With the suffrage movement in 1920, women started out the 20s with a passion for independence and political and social rights. Women lived by themselves, proving absolute independence from men. They, who had once been thought of as mens property solely to perform the acts of cleaning and cooking, were revolting against their title of exclusive possession. Once the rebellion against stay-at-home wives had started, women who still fulfilled that role felt compelled to apologize that they were not out working alongside men in the job world. (Leuchtenburg) Marriage was also a way to rebel; women who were unhappy in marriages felt that they had the right to divorce their husbands; this act more then doubled between the years of 1914 and 1929. Divorce, once thought to be completely immoral, was becoming quite common. All these factors show that the female race was using the 1920s to revolt against issues they had previously disagreed with, but never had the courage to address.

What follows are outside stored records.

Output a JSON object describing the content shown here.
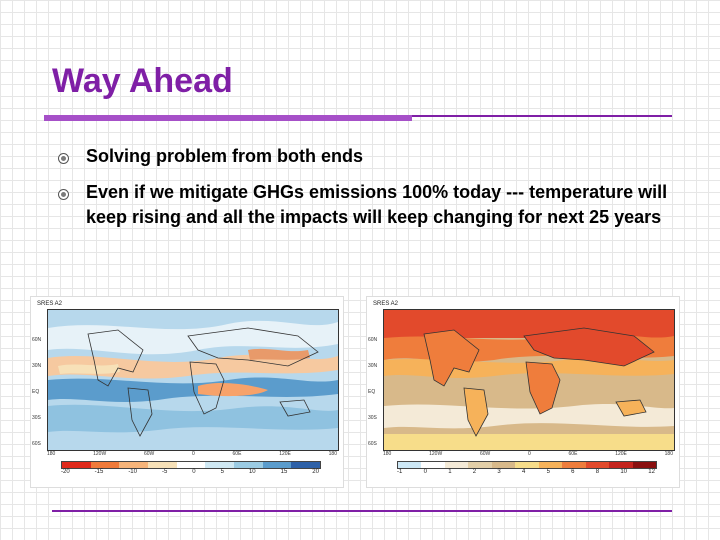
{
  "slide": {
    "title": "Way Ahead",
    "bullets": [
      "Solving problem from both ends",
      "Even if we mitigate GHGs emissions 100% today --- temperature will keep rising and all the impacts will keep changing for next 25 years"
    ]
  },
  "maps": [
    {
      "label": "SRES A2",
      "colorbar_ticks": [
        "-20",
        "-15",
        "-10",
        "-5",
        "0",
        "5",
        "10",
        "15",
        "20"
      ],
      "colorbar_colors": [
        "#e02a1c",
        "#f07a3a",
        "#f6b47a",
        "#f7e1b8",
        "#ffffff",
        "#cfe8f3",
        "#9bcbe3",
        "#5b9ccc",
        "#2e61a8"
      ],
      "lat_ticks": [
        "60N",
        "30N",
        "EQ",
        "30S",
        "60S"
      ],
      "lon_ticks": [
        "180",
        "120W",
        "60W",
        "0",
        "60E",
        "120E",
        "180"
      ]
    },
    {
      "label": "SRES A2",
      "colorbar_ticks": [
        "-1",
        "0",
        "1",
        "2",
        "3",
        "4",
        "5",
        "6",
        "8",
        "10",
        "12"
      ],
      "colorbar_colors": [
        "#cde8f6",
        "#ffffff",
        "#f4ead7",
        "#e3cfa8",
        "#d8b98a",
        "#f7dd8a",
        "#f6b25a",
        "#ef7d3c",
        "#e24a2c",
        "#c4241e",
        "#8a1010"
      ],
      "lat_ticks": [
        "60N",
        "30N",
        "EQ",
        "30S",
        "60S"
      ],
      "lon_ticks": [
        "180",
        "120W",
        "60W",
        "0",
        "60E",
        "120E",
        "180"
      ]
    }
  ]
}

The 1920s brought a breakdown in ethics. Couples went further in publicly showing their affection for each other. Sex was a common discussion topic, not only for women but young girls. Suggestive topics were broadcasted all over the radios, movies, and newspapers. Parties were no longer chaperoned, and parents no longer had knowledge about their daughters actions. The fact that individuals during this time were so free with their sexual favors proves the fact that people during this time wanted to show their capability at making decisions for themselves. (Leuchtenburg)
One may argue that the 1920s was not an era of social and cultural rebellion, and bring up the opinion that the dresses the flappers wore were efforts to save money. (Shannon) This is possible, but in order to feel completely at ease at wearing what would have been considered (only a decade earlier) an outrageous outfit, the women would have had to rebel. One might also say that the reason why there were increased numbers of women attending college was not the fact that they were rebelling to prove their equality with men, but rather because it was the first time they could ever afford such an education. This is untrue; debt was so high in the 20s that most families would have been unable to afford a college education.

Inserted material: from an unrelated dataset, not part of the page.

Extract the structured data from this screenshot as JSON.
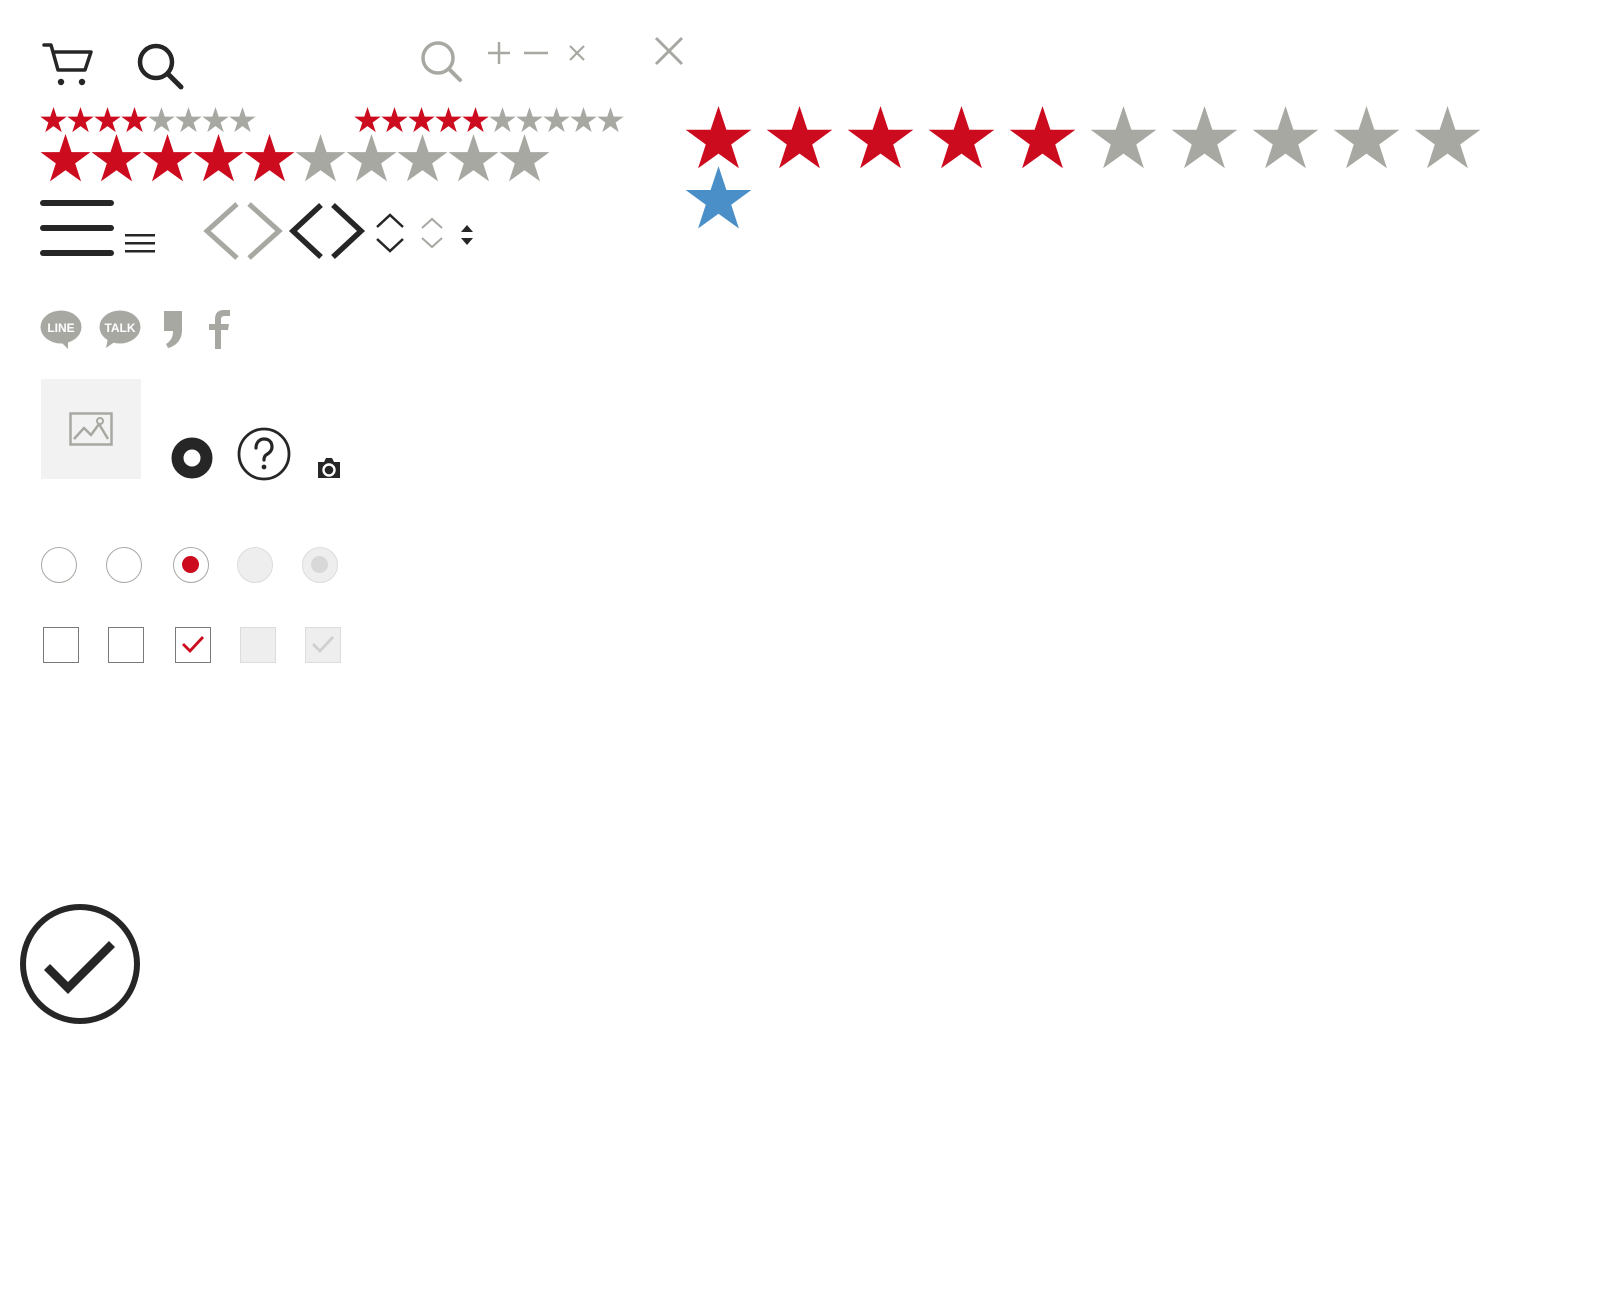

During the 1920s, the economy grew into a consumer economy, one that revolved around the ability of the citizens to consume products. In order to make it easy for the people to do this, credit was developed. With the innovation of credit, many people became in debt, and consumer debt rose a total of 250 percent. Personal debt rose 2.5 times faster then personal income, and people just didnt have money to spend it on an education solely for the reason of becoming educated. However, in order to show their equality, women would have been more willing to put a college education on credit.
In conclusion, the Roaring Twenties was a time of serious cultural and social rebellion. People wanted to live their lives they way they chose; they wanted to show their independence and ability to make decisions, and not live by the beliefs of their predecessors.